Dari Gontor ke Pulau Buru

Indarwati Aminuddin

Mon, 5 August 2002

“BUKU itu salah, baik secara tehnis ataupun isinya. Jadi anggap saja tak pernah ada,” suara H Muchadi Moestahal bergetar dari balik telepon.

“BUKU itu salah, baik secara tehnis ataupun isinya. Jadi anggap saja tak pernah ada,” suara H Muchadi Moestahal bergetar dari balik telepon. Penulis memoar ‘Dari Gontor ke Pulau Buru’ itu buru-buru melanjutkan komentarnya. “Dan saya tak bisa terima wartawan, lagi sakit.”

Haji Moestahal, panggilan akrabnya jadi sulit ditemui. Rumahnya di Ciasem I kosong. Telepon berdering tak lagi diangkat. Memoar yang cetak perdana April 2002, lalu ditarik mendadak dari pasaran rupanya membuat pria tua itu shock. Tak ada yang tahu persis penyebabnya.

Padahal, tak ada yang mengejutkan dari buku itu. Halaman awal buku bersampul hijau tua dengan cover H Moestahal mengutip komentar Pramoedya Ananta Toer. “Perjalanan adalah hak bagi orang yang mengalami untuk diapakan saja olehnya sendiri, dan tak ada kekuatan yang bisa merampasnya (1988).”. Isinya bercerita banyak perjalanan seorang santri muda yang belajar formal di pesantren Gontor Ponorogo dan Pesantren Tebuireng, Jombang. Ada satu nama kyai yang ikut membentuk kepribadian Moestahal muda ketika itu, yakni Kyai Haji Abdul Mu’thi. Lalu Joko Suyono, yang dianggap guru politiknya. Seorang pemimpin tentara progresif-revolusioner ketika itu.

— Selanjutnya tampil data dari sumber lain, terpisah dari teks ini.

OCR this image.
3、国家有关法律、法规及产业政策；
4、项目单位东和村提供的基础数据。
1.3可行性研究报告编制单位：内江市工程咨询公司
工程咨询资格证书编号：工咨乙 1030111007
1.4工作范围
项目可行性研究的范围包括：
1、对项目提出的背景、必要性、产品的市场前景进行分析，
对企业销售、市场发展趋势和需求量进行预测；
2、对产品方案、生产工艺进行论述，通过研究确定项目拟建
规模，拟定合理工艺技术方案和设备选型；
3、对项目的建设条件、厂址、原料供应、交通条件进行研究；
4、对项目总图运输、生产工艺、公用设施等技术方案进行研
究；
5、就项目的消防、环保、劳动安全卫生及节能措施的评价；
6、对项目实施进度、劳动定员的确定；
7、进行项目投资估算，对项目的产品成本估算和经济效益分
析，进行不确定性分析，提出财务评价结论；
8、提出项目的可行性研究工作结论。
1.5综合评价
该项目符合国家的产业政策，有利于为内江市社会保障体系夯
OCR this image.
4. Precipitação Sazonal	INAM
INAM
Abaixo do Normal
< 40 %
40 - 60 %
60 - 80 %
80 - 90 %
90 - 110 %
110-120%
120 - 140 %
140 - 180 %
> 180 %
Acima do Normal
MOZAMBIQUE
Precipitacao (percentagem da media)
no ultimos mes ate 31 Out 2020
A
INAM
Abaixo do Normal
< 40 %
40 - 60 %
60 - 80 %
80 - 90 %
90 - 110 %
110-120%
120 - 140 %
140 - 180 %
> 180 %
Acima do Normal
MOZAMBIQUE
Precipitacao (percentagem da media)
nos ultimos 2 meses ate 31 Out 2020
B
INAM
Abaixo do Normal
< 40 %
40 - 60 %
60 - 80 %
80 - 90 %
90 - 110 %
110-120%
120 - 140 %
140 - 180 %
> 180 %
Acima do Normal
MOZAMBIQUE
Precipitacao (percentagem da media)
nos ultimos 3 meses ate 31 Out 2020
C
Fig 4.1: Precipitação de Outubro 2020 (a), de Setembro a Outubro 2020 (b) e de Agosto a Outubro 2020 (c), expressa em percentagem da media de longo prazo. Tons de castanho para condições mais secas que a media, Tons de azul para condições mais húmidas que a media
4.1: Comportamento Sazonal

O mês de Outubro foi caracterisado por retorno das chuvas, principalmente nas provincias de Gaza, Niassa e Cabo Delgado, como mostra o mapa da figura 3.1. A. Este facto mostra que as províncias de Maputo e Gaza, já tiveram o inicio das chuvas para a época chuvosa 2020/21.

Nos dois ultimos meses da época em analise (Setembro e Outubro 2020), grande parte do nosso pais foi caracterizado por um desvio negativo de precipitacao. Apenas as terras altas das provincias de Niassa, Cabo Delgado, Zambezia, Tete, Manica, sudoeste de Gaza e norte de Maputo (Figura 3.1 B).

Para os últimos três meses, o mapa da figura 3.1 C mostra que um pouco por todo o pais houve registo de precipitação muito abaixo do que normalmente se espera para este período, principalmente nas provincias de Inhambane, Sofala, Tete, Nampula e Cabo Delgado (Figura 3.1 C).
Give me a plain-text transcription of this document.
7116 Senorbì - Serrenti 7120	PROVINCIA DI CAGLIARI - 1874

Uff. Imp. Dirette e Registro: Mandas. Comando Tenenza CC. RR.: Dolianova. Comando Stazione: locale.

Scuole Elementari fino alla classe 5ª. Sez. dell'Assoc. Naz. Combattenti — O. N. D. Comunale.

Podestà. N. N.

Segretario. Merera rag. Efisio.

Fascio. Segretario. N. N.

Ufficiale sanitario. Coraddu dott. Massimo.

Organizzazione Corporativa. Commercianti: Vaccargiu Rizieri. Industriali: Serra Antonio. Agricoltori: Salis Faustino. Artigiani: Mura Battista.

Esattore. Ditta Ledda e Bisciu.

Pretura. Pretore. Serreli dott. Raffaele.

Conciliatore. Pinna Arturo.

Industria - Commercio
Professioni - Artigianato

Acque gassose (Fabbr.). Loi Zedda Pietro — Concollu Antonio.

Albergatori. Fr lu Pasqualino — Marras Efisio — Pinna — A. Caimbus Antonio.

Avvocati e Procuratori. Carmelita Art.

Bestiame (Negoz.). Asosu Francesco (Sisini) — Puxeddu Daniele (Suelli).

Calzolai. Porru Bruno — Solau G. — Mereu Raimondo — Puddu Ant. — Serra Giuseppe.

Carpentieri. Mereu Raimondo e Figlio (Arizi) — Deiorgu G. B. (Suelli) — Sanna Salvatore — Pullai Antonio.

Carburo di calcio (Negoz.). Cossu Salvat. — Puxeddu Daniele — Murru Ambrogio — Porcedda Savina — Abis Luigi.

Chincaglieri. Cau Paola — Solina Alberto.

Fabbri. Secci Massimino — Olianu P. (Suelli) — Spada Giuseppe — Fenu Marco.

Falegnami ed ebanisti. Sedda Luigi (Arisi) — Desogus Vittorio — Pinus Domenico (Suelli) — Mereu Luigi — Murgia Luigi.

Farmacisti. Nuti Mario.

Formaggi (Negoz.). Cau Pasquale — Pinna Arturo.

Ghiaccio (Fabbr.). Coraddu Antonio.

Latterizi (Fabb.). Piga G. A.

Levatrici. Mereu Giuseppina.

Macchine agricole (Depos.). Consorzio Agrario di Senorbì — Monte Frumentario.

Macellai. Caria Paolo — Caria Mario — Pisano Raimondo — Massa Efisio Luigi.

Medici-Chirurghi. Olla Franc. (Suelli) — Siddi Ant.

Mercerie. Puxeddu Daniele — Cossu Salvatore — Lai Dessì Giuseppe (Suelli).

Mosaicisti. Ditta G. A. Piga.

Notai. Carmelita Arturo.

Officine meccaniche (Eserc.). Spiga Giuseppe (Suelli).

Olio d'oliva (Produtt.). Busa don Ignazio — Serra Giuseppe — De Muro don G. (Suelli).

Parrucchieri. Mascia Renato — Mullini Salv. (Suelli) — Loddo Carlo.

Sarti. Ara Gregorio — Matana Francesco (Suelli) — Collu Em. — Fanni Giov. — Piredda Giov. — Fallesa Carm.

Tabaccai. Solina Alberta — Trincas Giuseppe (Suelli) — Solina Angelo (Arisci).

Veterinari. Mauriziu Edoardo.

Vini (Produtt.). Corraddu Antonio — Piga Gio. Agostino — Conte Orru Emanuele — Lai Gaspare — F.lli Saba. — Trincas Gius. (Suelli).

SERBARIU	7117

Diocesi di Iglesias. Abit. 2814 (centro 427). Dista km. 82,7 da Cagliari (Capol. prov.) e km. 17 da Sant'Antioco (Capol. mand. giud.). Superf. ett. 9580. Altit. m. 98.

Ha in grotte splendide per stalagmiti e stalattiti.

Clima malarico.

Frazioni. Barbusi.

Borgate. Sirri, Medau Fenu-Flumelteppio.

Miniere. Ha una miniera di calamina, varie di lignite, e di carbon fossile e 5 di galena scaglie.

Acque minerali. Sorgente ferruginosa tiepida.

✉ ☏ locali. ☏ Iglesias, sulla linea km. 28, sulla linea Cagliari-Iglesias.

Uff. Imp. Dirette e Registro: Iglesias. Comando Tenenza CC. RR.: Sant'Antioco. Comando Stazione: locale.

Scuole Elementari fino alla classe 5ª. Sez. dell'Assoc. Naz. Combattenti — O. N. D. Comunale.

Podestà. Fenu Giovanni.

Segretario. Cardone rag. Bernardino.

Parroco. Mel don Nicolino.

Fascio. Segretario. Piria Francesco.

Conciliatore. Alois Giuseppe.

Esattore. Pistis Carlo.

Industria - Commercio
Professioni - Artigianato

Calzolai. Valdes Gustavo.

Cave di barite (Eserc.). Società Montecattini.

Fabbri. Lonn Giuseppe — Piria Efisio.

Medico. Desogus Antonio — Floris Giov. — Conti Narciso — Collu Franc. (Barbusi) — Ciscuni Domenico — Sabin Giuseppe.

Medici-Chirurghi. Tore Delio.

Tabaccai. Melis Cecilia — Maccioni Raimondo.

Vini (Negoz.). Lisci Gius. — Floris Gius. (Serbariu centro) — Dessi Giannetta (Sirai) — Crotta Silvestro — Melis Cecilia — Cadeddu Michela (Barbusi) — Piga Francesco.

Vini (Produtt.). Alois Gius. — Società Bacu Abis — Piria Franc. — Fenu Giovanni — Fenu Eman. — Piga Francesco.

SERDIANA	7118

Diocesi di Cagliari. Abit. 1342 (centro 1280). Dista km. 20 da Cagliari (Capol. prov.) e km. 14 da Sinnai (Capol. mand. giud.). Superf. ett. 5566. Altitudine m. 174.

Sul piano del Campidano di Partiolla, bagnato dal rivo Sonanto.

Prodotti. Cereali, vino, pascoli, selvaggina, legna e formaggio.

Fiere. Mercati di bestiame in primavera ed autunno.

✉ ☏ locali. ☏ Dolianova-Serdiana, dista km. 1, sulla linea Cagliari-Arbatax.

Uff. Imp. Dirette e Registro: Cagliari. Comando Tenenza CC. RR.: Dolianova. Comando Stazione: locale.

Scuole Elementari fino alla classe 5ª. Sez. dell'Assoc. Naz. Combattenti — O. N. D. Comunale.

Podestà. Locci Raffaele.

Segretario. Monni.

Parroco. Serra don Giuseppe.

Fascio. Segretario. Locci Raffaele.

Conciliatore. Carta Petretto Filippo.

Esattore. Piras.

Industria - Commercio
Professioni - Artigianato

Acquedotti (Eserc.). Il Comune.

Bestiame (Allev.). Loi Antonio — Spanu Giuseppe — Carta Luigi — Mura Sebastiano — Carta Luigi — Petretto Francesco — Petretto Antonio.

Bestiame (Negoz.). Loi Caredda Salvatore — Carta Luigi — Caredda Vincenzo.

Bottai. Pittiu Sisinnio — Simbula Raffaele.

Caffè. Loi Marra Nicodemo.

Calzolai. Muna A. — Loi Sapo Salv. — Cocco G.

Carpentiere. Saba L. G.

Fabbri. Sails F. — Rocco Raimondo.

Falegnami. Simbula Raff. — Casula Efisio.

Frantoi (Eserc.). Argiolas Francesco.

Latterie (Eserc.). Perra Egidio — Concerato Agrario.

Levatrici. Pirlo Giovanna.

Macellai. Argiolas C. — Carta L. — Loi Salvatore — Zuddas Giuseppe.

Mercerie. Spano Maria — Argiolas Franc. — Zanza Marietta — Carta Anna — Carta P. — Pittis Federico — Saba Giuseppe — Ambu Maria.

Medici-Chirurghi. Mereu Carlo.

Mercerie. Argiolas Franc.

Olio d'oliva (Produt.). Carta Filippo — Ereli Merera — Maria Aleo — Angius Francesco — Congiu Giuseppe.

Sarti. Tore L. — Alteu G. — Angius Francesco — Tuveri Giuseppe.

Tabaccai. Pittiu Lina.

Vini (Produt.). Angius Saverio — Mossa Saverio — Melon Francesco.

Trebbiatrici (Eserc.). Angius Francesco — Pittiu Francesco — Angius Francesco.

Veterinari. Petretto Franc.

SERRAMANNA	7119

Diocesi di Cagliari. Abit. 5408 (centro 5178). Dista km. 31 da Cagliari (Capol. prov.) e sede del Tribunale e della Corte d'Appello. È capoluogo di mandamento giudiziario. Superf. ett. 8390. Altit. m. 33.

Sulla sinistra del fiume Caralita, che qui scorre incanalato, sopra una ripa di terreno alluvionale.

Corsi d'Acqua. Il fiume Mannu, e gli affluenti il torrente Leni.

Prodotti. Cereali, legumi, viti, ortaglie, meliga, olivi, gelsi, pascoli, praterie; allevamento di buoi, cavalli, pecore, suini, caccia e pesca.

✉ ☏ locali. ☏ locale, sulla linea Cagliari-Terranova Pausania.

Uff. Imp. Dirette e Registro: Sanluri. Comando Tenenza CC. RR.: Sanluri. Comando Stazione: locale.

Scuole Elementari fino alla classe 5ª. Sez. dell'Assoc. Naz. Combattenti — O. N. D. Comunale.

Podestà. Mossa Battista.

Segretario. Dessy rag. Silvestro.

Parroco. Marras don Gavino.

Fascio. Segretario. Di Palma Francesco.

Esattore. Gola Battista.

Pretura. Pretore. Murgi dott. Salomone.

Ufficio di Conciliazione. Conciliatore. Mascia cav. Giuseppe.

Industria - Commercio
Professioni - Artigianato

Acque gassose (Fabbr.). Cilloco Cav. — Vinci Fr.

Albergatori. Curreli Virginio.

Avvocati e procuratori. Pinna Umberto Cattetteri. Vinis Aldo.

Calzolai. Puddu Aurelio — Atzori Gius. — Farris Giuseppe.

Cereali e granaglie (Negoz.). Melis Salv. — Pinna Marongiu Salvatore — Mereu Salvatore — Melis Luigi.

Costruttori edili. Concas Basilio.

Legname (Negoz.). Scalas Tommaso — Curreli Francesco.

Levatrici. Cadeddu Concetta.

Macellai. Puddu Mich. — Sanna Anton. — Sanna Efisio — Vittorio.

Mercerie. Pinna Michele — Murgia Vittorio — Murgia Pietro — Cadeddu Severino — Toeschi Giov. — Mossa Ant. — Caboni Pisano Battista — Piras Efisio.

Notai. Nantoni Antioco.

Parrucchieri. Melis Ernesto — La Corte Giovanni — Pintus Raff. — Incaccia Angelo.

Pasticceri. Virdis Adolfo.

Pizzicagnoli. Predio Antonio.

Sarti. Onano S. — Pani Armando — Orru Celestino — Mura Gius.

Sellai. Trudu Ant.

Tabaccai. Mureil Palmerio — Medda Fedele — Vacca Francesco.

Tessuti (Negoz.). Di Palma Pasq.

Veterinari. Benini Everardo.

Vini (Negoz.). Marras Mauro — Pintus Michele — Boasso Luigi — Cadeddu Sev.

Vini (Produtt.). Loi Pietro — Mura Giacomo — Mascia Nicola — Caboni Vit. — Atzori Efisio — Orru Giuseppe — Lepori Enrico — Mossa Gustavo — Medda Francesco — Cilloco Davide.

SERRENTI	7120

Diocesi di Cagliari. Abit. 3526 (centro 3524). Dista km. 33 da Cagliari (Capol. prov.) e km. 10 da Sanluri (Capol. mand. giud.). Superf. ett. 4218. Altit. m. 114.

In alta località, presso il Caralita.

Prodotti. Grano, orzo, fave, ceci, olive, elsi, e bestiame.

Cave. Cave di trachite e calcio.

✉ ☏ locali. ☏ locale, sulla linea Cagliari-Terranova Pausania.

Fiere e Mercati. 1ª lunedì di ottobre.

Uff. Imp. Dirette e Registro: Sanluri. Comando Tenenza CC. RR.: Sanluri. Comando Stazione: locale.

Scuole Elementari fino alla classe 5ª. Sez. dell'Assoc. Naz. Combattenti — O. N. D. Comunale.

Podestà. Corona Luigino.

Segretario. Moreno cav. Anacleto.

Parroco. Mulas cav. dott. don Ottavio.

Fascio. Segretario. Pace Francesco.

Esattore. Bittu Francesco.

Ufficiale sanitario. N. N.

Lahir di Pati, Jawa Tengah, 17 April 1928, Moestahal kental dengan suasana keagamaan. Dan berlanjut hingga aktif di Tentara Keamanan Rakyat, embrio TNI. Dalam satu peristiwa, ia lalu banting haluan perjuangan, ke kiri. Sebuah gerakan yang menurutnya mempertemukan antara ideologi dan agama. Ia merasakan getaran dan bisa menghayatinya di suasana serba panas ketika itu. Setelah pecahnya Gerakan 30 September atau G30 S/ PKI, Moestahal menjadi buron, lalu akhirnya menjadi tahanan politik 1965-1966. Tapi itu tidak mengurangi minatnya pada gerakan kiri ini. Karena baginya, semua opini tentang haluan kiri dan penindasan, kezaliman yang dialaminya adalah sesuatu yang akan terlindas sejarah.

“Saya menunjukkan simpati saya terhadap gerakan kiri karena menurut saya, memang ada persamaan-persamaan antara ajaran islam dengan pandangan orang sosialis komunis waktu itu,” katanya. Ia berkata lagi. “Yang dimusuhi ideologi kelompok ini sama dengan ajaran Islam, yakni kemiskinan, keterbelakangan, praktek diskriminasi. Jadi…semboyan-semboyan revolusi Perancis tentang perjuangan kebebasan, persamaan dan kemerdekaan ini, juga sama sebetulnya, bisa didapat dalam sikap ajaran Islam.”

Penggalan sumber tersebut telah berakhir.